Today’s second Boosting the Signal feature is ALSO YA, this time an urban fantasy by the team of Jeffrey Cook and Katherine Perkins. Jeffrey’s a fellow member of the Northwest Independent Writers Association, with whom I’ll be working at Worldcon this year and cons to come on the effort to sell NIWA books! Jeffrey and Katherine have a bit of a glimpse into the head of Lani, one of their characters who has the pressing problem before her of how to get her friend Megan acclimated–as fast as possible–to the fey world around her. And you gotta bet, urban fantasy involving the fey, set in Seattle, is HIGHLY RELEVANT TO MY INTERESTS. The authors have kindly provided me a copy of this book. I will be reviewing it.
Foul is Fair
Lani was curled up on a satyress’s loveseat in a trendy Fremont apartment. She knew it was important to get to sleep, and she soon would, but she had to give her mind at least a few minutes to race around the matters at hand.
The day’s objective was complete, at least. Lani had gotten Megan clear-headed enough and told her everything she could. She’d never thought that she’d be able to, back when she thought Megan was all human. There were Restrictions (that was the best way to explain it to non-Hawaiians), after all. You can’t just out yourself as menehune (or, in Lani’s case, half-menehune) to a civilian. But that was before Lani had discovered her ‘human’ BFF’s estranged father was the Unseelie King.
“So…” Megan had said. “My dad is what, ’80s David Bowie? Glammed up, stealing babies, turning into owls?”
Lani had let the focus go to her people’s perfectly rational objection to owls for a moment before moving on to business, because being teased was better than explaining why she wasn’t laughing at the ‘stealing babies’ line. Megan didn’t have a little brother to think of, and she didn’t know what the Unseelie sidhe were like. There was a reason the menehune had allied centuries ago with the brownies: both were hardworking, orderly folk dealing with a lot of things that weren’t. They made good partners.
Megan didn’t know what anything was like, in Faerie terms, so Lani was grateful this was going as well as it did. Here they were, after all, on a satyress’s couch after being chased by a redcap, and yet no one had been eaten or sexually harassed.
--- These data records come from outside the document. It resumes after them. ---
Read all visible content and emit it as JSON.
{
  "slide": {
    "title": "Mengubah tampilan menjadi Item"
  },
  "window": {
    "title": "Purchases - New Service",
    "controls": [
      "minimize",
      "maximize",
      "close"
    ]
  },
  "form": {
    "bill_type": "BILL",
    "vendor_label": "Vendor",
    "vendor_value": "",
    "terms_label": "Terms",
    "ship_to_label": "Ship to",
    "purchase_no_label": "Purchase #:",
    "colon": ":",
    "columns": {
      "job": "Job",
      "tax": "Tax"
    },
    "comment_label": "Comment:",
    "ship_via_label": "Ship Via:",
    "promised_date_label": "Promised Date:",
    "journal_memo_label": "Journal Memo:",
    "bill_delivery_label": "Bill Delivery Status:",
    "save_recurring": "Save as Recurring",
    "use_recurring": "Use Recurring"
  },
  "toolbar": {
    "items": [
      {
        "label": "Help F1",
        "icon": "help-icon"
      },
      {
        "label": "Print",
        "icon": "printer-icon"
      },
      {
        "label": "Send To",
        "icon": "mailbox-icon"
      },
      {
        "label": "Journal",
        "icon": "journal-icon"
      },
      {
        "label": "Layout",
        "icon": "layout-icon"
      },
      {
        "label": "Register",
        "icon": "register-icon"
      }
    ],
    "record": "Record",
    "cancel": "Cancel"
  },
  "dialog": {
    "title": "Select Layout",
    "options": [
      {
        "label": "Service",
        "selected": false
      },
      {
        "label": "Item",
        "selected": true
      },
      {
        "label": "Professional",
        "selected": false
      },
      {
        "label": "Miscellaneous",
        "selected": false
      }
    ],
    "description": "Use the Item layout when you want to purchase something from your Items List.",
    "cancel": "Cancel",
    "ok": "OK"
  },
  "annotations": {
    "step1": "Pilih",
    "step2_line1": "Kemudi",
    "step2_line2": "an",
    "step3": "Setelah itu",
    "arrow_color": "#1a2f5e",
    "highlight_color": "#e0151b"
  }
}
Lani could finally introduce Megan to her non-human friends. Kerr was already working Kerr’s brownie magic to keep Megan’s mom from worrying, and while Lani could tell Megan had been confused by Kerr, there’d been no gender-essentialist nonsense said that could embarrass anyone. Megan was really handling it all well for someone who’d claimed pixies didn’t exist this morning.
The question was whether she could handle the task at hand. Much to every engineer’s regret, people indeed did not come with breaking-strain calculations. And they were facing a huge problem.
The Unseelie King had gone missing, probably been imprisoned. This was bad. The Seelie were her people’s allies, but the Unseelie were just as necessary. They just didn’t fulfill needs that were easy to understand or that Lani necessarily wanted to think about much. Of these necessities, the Unseelie King was the most obvious. Without his presence in the right place at the right time, the seasons couldn’t change on the Faerie level. There would be no Autumn, not really. And if Lani had learned anything from Neil deGrasse Tyson, it was that without the balance that the breakdowns of Autumn restored to the atmosphere, the world would eventually freeze.
Most in the Faerie court (Seelie and Unseelie) and its allies didn’t know what was going on. All sides were keeping it quiet. Of those who knew about the problem, most were either reacting emotionally, trying to twist it to their advantages, or citing the need for the involvement of human blood. Well, Lani and Megan brought a human’s worth of blood to the table. Lani was more of an aspiring engineer than an adventurer, and Megan was still adjusting to everything. Additionally, of course, people were already trying to kill them. Lani just had to keep it together. She would help Megan navigate the fields of inhuman social landmines and less figurative dangers. She would help Megan find her father. She would help bring him back. And through it all, Lani would have to be the one to remember that just because someone is important—and just because what’s currently being done to them is wrong and dangerous—does not mean that person is safe. Lani had a little brother to think of, after all.